10. The apparatus (10) according to at least one of claims 1 to 9, characterized in that, The biological suspension can be introduced into the tank (4) via the annular gap between the first tube (2) and the second tube (3), wherein the cross-sectional area of the annular gap corresponds to + / - 10% to 50% of the inner cross-sectional area of the second tube (3), and / or The cross-sectional area of the annular gap between the central opening (1) and the first tube (2) is approximately ±10% to 50% of the inner cross-sectional area of the second tube (3).
11. The apparatus (10) according to at least one of claims 1 to 10, characterized in that, An aseptic filling and drain valve (V1) or a combination of aseptic valves is arranged at the lowest point of the circulation line (14), and the circulation line is specifically implemented to have a slope toward the filling and drain valve (V1).

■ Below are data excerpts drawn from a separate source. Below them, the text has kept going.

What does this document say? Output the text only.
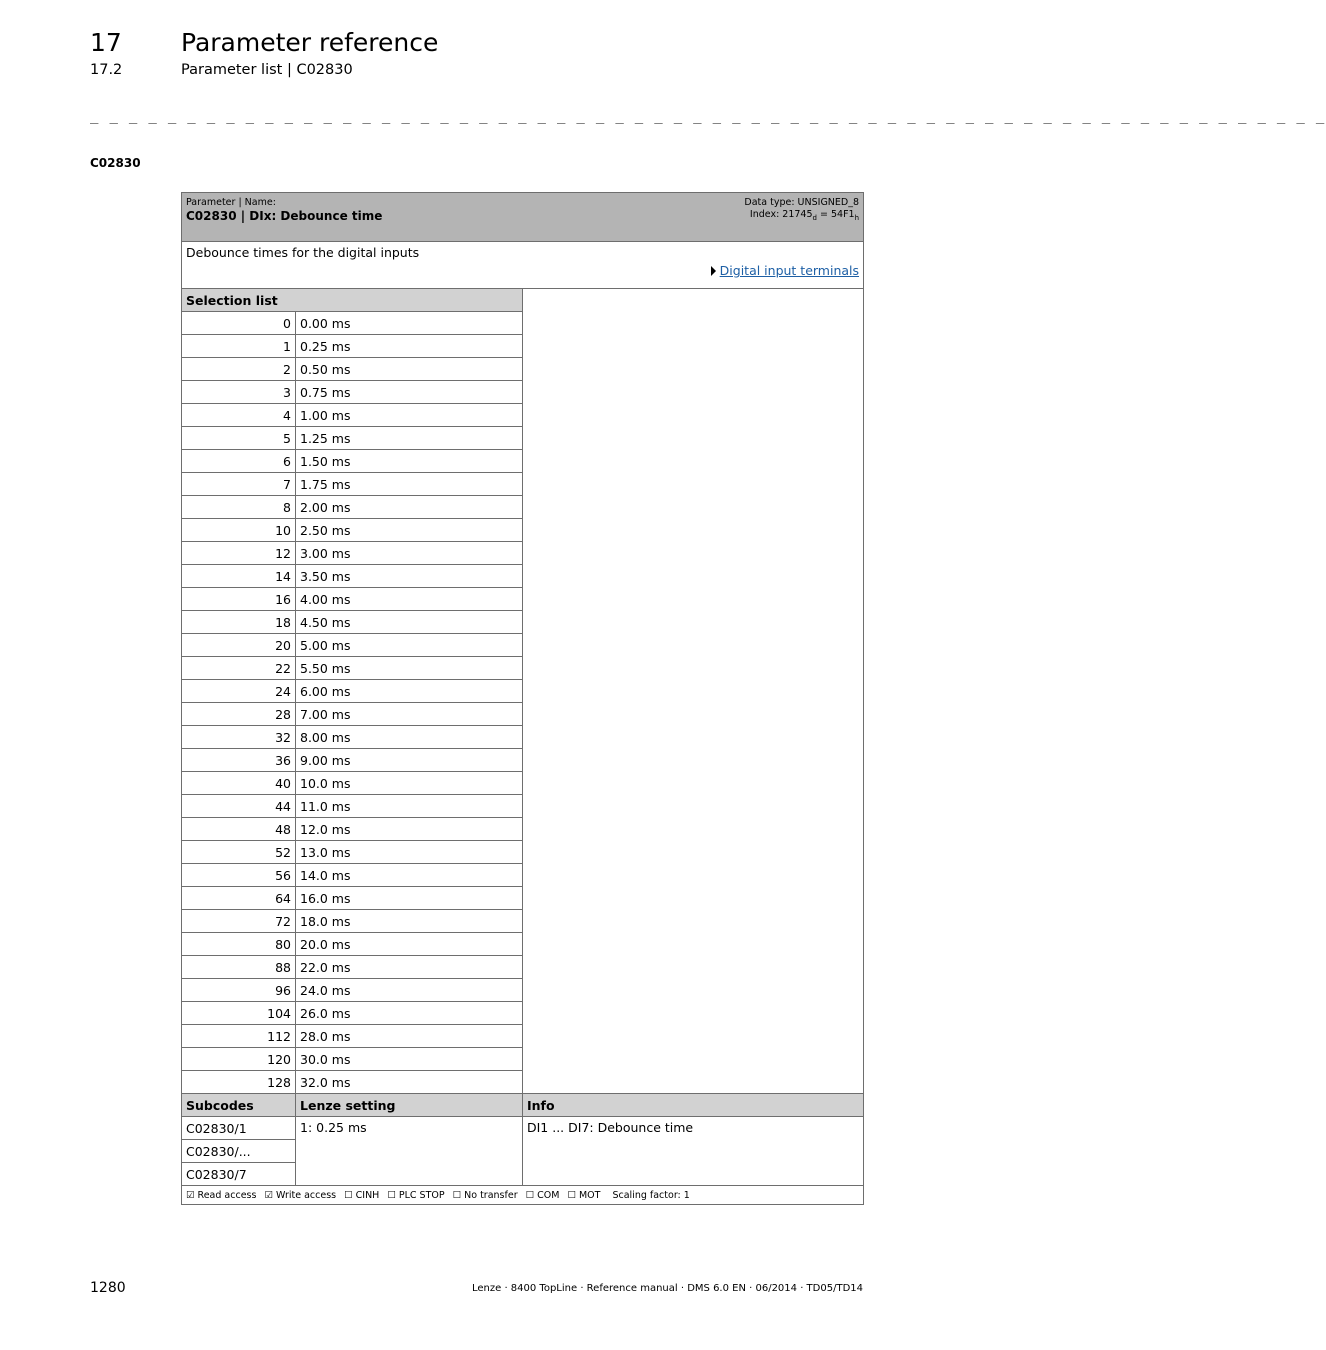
17 Parameter reference
17.2	Parameter list | C02830
_ _ _ _ _ _ _ _ _ _ _ _ _ _ _ _ _ _ _ _ _ _ _ _ _ _ _ _ _ _ _ _ _ _ _ _ _ _ _ _ _ _ _ _ _ _ _ _ _ _ _ _ _ _ _ _ _ _ _ _ _ _ _ _
C02830
Data type: UNSIGNED_8
Index: $21745_d = 54F1_h$
Parameter | Name:
C02830 | DIx: Debounce time		

Debounce times for the digital inputs
Digital input terminals		

Selection list		
0	0.00 ms	
1	0.25 ms	
2	0.50 ms	
3	0.75 ms	
4	1.00 ms	
5	1.25 ms	
6	1.50 ms	
7	1.75 ms	
8	2.00 ms	
10	2.50 ms	
12	3.00 ms	
14	3.50 ms	
16	4.00 ms	
18	4.50 ms	
20	5.00 ms	
22	5.50 ms	
24	6.00 ms	
28	7.00 ms	
32	8.00 ms	
36	9.00 ms	
40	10.0 ms	
44	11.0 ms	
48	12.0 ms	
52	13.0 ms	
56	14.0 ms	
64	16.0 ms	
72	18.0 ms	
80	20.0 ms	
88	22.0 ms	
96	24.0 ms	
104	26.0 ms	
112	28.0 ms	
120	30.0 ms	
128	32.0 ms	
Subcodes	Lenze setting	Info
C02830/1	1: 0.25 ms	DI1 ... DI7: Debounce time
C02830/...		
C02830/7		
☑ Read access ☑ Write access ☐ CINH ☐ PLC STOP ☐ No transfer ☐ COM ☐ MOT Scaling factor: 1		
1280	Lenze · 8400 TopLine · Reference manual · DMS 6.0 EN · 06/2014 · TD05/TD14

12. The apparatus (10) according to at least one of claims 1 to 11, characterized in that, The device (10) is designed such that, in order to install the housing (GU, GM, GO), the first tube (2) can be fixed to the bottom of the first housing (GU), particularly the base plate (36), by means of the mounting device (16) arranged at the first tube (2), and can be screwed in, and the second tube (3) can slide through the first tube (2) and can be fixed to the bottom of the second housing (GM), particularly the base plate (30), by means of the mounting device (24), and can be screwed in.

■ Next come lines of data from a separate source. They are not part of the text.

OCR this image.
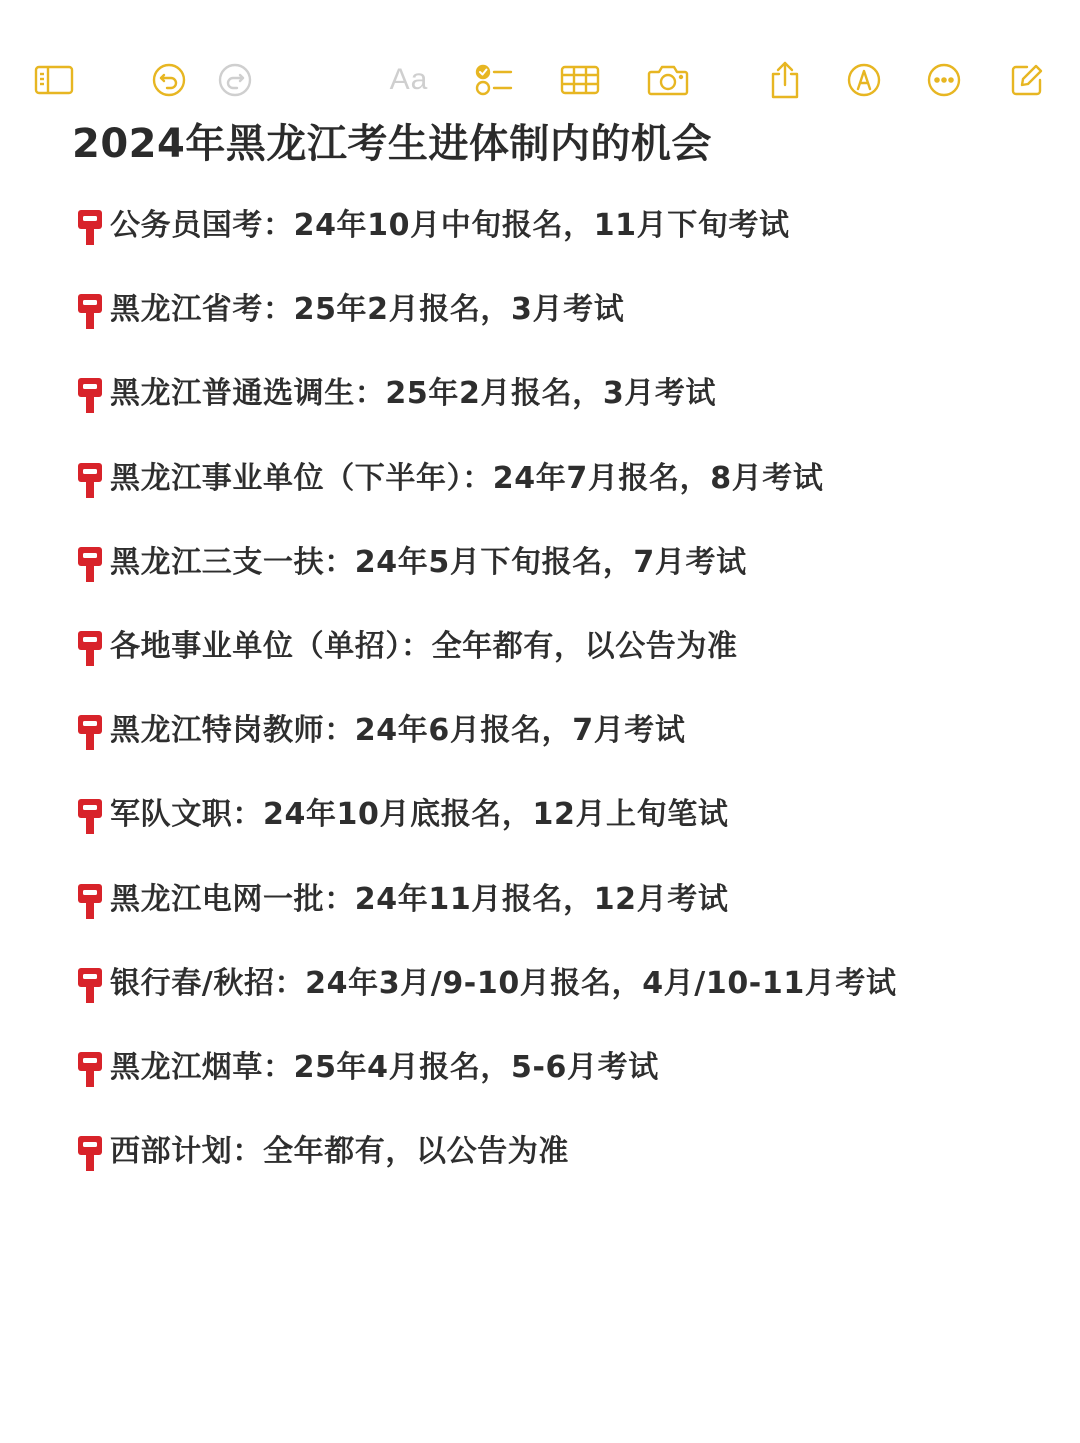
Aa
2024年黑龙江考生进体制内的机会
公务员国考：24年10月中旬报名，11月下旬考试
黑龙江省考：25年2月报名，3月考试
黑龙江普通选调生：25年2月报名，3月考试
黑龙江事业单位（下半年）：24年7月报名，8月考试
黑龙江三支一扶：24年5月下旬报名，7月考试
各地事业单位（单招）：全年都有，以公告为准
黑龙江特岗教师：24年6月报名，7月考试
军队文职：24年10月底报名，12月上旬笔试
黑龙江电网一批：24年11月报名，12月考试
银行春/秋招：24年3月/9-10月报名，4月/10-11月考试
黑龙江烟草：25年4月报名，5-6月考试
西部计划：全年都有，以公告为准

13. The apparatus (10) according to at least one of claims 1 to 12, characterized in that, A sensor (S4) for measuring dissolved gases is arranged in the circulation pipeline (14), particularly for quantitatively determining a specific gas, especially oxygen.
14. The apparatus (10) according to claim 7, 8 or 9, characterized in that, The seals, particularly the sealing rings, used to seal the internal spaces (31, 32, 33) of the respective housings (GU, GM, GO) are flush with the internal spaces (31, 32, 33) of the respective housings (GU, GM, GO) and additionally sealed via metal stops (38, 39), particularly between the mounting device (16) and the base plate (36, 30).
15. The apparatus (10) according to at least one of the preceding claims, characterized in that, An overpressure protection device, particularly an overpressure valve or an overflow valve, is arranged in the circulation pipeline (14). When viewed along the flow direction, the overpressure protection device is preferably arranged downstream of the sterile pump (13) or the plurality of sterile pumps (13).
16. The apparatus according to at least one of the preceding claims, characterized in that, An aeration device for introducing gas into the circulation pipeline (14) is arranged in the circulation pipeline (14), wherein, viewed along the flow direction, the aeration device is preferably arranged downstream of a sensor (S4) for measuring dissolved gas, the sensor being arranged in the circulation pipeline (14).
17. The apparatus according to at least one of the preceding claims, characterized in that, Steam connection ports are arranged in the circulation pipeline (14), especially in-line valve bodies.
18. The apparatus according to at least one of the preceding claims, characterized in that, The circulation pipeline (14) is provided with an extraction port and a return port so that liquid can be diverted from the circulation pipeline and returned to the liquid via the return port. The extraction port is preferably provided with a filter so that cell-free liquid can be discharged through the extraction port.
19. The apparatus according to at least one of claims 1 to 18, characterized in that, Dosing points for liquids and / or solids, especially micro-dosing, are arranged in the circulation pipeline (14).
20. Use of an apparatus (10) according to at least one of claims 1 to 19 for fermenting a biological suspension.